The Need to Read: Special Needs Students Focus of Literacy ProgramSeptember 26, 2010 at 7:30 pm | Posted in uncategorized | 2 Comments
Posted by Andrew Brolsma
Over the past decade Special Education has started to blossom throughout the grade levels. One particular problem teachers are noticing is the lack of literate students. More and more students have an IEP, 504, or other related services to maximize their learning potential. These services allow the students to grow, mature, and learn. General Education and Special Education teachers need to collaborate to differentiate their instruction to fit the goals and needs of these students. One major concern that Iowa teachers have with Special Education is with the literacy program in their state.

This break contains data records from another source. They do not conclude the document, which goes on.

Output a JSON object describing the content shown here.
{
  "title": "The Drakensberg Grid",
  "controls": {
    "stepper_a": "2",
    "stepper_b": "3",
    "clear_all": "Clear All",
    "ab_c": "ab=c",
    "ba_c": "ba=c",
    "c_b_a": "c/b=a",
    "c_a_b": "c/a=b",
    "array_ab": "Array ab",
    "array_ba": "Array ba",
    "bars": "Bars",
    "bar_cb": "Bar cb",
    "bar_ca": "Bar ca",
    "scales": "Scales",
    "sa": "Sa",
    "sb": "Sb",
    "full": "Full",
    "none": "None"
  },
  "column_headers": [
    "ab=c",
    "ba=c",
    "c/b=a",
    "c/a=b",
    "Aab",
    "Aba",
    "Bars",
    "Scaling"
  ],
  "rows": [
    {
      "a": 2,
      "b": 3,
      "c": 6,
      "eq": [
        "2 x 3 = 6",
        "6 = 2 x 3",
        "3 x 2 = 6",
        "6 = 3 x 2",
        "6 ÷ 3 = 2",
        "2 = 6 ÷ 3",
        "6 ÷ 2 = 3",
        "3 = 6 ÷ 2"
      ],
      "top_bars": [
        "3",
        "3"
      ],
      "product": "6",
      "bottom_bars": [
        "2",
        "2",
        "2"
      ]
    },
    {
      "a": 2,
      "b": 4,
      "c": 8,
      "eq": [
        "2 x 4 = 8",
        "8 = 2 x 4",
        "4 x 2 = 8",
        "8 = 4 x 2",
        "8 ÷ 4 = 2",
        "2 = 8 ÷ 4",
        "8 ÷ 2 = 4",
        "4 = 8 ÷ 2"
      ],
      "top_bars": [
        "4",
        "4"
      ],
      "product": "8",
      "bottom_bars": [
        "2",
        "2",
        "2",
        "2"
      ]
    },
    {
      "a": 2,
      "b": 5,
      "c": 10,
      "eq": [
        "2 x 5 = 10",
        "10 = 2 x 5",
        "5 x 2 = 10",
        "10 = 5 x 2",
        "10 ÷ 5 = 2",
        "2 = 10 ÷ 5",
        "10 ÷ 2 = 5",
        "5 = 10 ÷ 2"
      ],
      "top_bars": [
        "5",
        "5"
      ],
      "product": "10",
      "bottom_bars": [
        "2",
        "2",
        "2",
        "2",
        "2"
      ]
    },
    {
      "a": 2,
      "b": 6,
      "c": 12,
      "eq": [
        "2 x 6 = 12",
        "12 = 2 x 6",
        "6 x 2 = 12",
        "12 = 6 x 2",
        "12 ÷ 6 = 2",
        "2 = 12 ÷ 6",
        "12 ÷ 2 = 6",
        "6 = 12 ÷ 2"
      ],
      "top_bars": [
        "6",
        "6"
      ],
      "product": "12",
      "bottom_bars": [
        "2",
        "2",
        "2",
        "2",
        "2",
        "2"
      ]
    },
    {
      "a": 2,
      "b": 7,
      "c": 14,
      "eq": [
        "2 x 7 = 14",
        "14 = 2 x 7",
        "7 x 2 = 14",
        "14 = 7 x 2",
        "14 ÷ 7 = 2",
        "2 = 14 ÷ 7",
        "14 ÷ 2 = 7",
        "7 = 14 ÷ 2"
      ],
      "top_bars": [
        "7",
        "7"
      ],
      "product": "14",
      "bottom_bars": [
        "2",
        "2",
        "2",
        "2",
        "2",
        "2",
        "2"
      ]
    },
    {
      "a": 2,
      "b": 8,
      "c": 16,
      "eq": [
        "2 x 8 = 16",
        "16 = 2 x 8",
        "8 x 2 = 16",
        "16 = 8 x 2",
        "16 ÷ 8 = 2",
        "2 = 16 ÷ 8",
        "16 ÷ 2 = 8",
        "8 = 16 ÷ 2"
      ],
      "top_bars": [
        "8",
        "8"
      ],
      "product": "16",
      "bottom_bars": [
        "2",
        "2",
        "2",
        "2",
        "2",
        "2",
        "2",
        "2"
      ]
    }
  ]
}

In the state of Iowa there is a five-year initiative plan to revamp the literacy program for Elementary Special Education students. Chris Kliewer, one of the leaders in this new pilot program states “The goal of this plan is that every child be recognized as a literate individual who has the capacity to grow.” The students in these classrooms can not read, write, or speak in fluent sentences. These teachers feel that every student that walks into the classroom should have the essential tools to read and write once the students reach middle school. The teachers use word building, word walls, electronic devices, and other means to teach the students how to read and write. Jennifer Garrett made this comment about the new literacy program, “We wanted to have a chance to interact and spend time with the kids in the classroom, looking at their language and literacy needs and watching their growth over time.” This program will have positive effects in the long run for these students.
As a current Math and Special Education teacher I feel that students need to be literate when they enter middle and high school. In math class the battle students’ face are the words we use. Students need to be able to understand what they are reading in math class before they can even perform the task. Many students have problems with the reading content and vocabulary on the NYS Math Regents exams. In math it is half the battle understanding what you are doing. Once a student can decode a math problem it is very easy to solve it once they understand it. In my classroom I have a word wall and I preach to my students the importance of understanding what they are reading.
A few questions to think ponder on: Should all the states have a common literacy program? How does NYS measure up against other states pertaining to special education and literacy?